27 Nisan 2013 Cumartesi

Peace process going well but not the economy

The “peace process” aiming to put an end to the bloody and wearing “low intensity war” between the Turkish Armed Forces (TSK) and Kurdistan Workers' Party (PKK) militants is under way. The day before, the PKK officially announced the withdrawal of its armed teams from Turkey to northern Iraq. If this retrieval is hopefully terminated without any provocation, the first stage of the peace process will be completed and we will finally have a peaceful environment in eastern Turkey. Admittedly, this does not signify a definite solution of the “Kurdish problem.” Other steps, like a new constitution securing democracy and human rights for all citizens -- but particularly for Kurds, are a must. This is, for sure, not an easy task, but both sides estimate that the point of no return has already been passed.


Government postponed structural reforms
The end of armed clashes along with the democratization of the Kurdish problem will certainly bring beneficial economic results, but the so-called “peace dividends” would not be, unfortunately, as high as expected. (See my March 18 column, “Peace dividends”) All of the energy and attention of the government -- particularly that of Prime Minister Recep Tayyip Erdoğan, whose energy and attention matter more than those of others -- are focused on the peace process.

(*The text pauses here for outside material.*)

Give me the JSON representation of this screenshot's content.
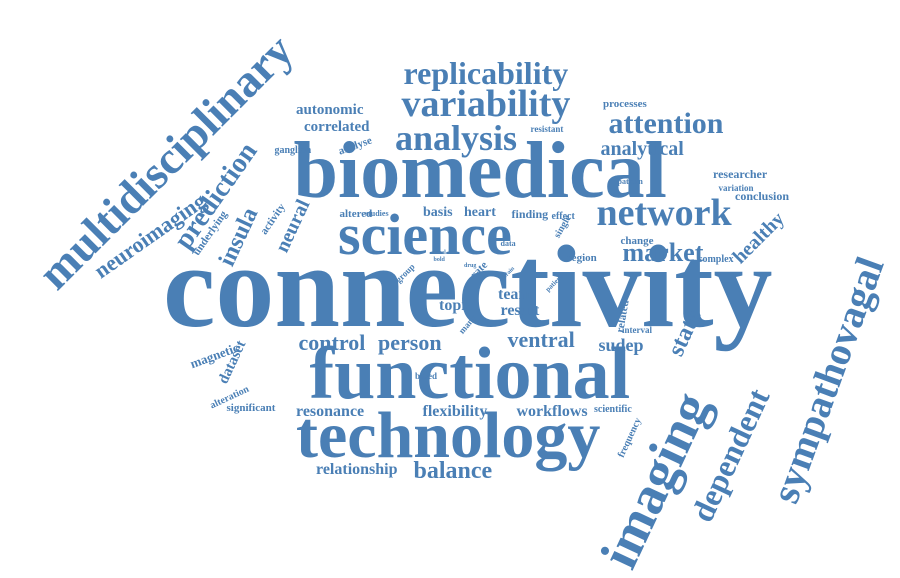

This is quite understandable, but this cannot be a pretext to neglect the economy, all the more since the economy is not doing well.
Readers of this column are familiar with my worries, which are shared by most of the economists who are watching Turkey closely. A robust revival of domestic demand that would boost the sluggish growth is still not in sight. The leading indicators of the first two months were not very encouraging. The estimation of Bahçeşehir University's Center for Economic and Social Research (BETAM) for the yearly growth rate of the first quarter was 2.4 percent. (See my April 8 column, “A modest revival in sight”) Since then, the capacity use and real sector confidence index for March have been published. They are not encouraging, either.
Another bit of bad news is in regards to the evolution of the real exchange rate. It had already entered the red zone, as defined by the Central Bank of Turkey, before the last interest rate loosening by the Monetary Policy Committee (PPK) a week ago. It had been expected that this strong loosening would prevent the Turkish lira from continuing to appreciate through a smooth nominal exchange rate adjustment. Nevertheless, the expected effect has not seemed to be produced, since the exchange rate of the currency basket, half of which is formed by the US dollar and the other half by the euro, continues to be under TL 2.10. International liquidity is still abundant, and the interest rates of Turkish Treasury Bonds, despite their historically low levels (around 5.5 percent), are still attractive for hot money. Yesterday, the most popular economic title in the press was: “5.6 billion USD capital inflows within a month.” Now, Turkish exporters desperately look after restoring competitiveness through a real exchange rate adjustment.
Is further loosening of monetary policy needed? And if yes, is it possible? Let me first remark that the expected real interest rate is already in the negative zone, as inflation expectations are still well over 6 percent. I do not think that there remains too much room for the monetary policy cabale to contribute further to the domestic demand revival. More loosening could conflict with the fight against inflation.
Under these circumstances, a balanced growth based on domestic and, at the same time, external demand seems pretty much impossible. There is still some hope to have a growth rate, say something between 3 and 4 percent, but it will be only an emanation of the domestic demand. So, we will be back again at the start -- an increasing current account deficit with, as a bonus, indomitable inflation.
How to get out from these dilemmas? The only way, I believe, is a shock of reforms. All reform projects, such as severance pay reform, tax reform, etc., which are already finalized but postponed for political reasons, should be implemented as soon as possible. Other reforms aiming for things like more flexibility in the labor market and more fiscal autonomy for the universities must be designed and implemented. The only good news on the reforms' front is the recent admission by Parliament of a new electricity law which is able to make electricity production and distribution more competitive and more efficient. However, the Turkish economy, admittedly, needs more reforms as soon as possible.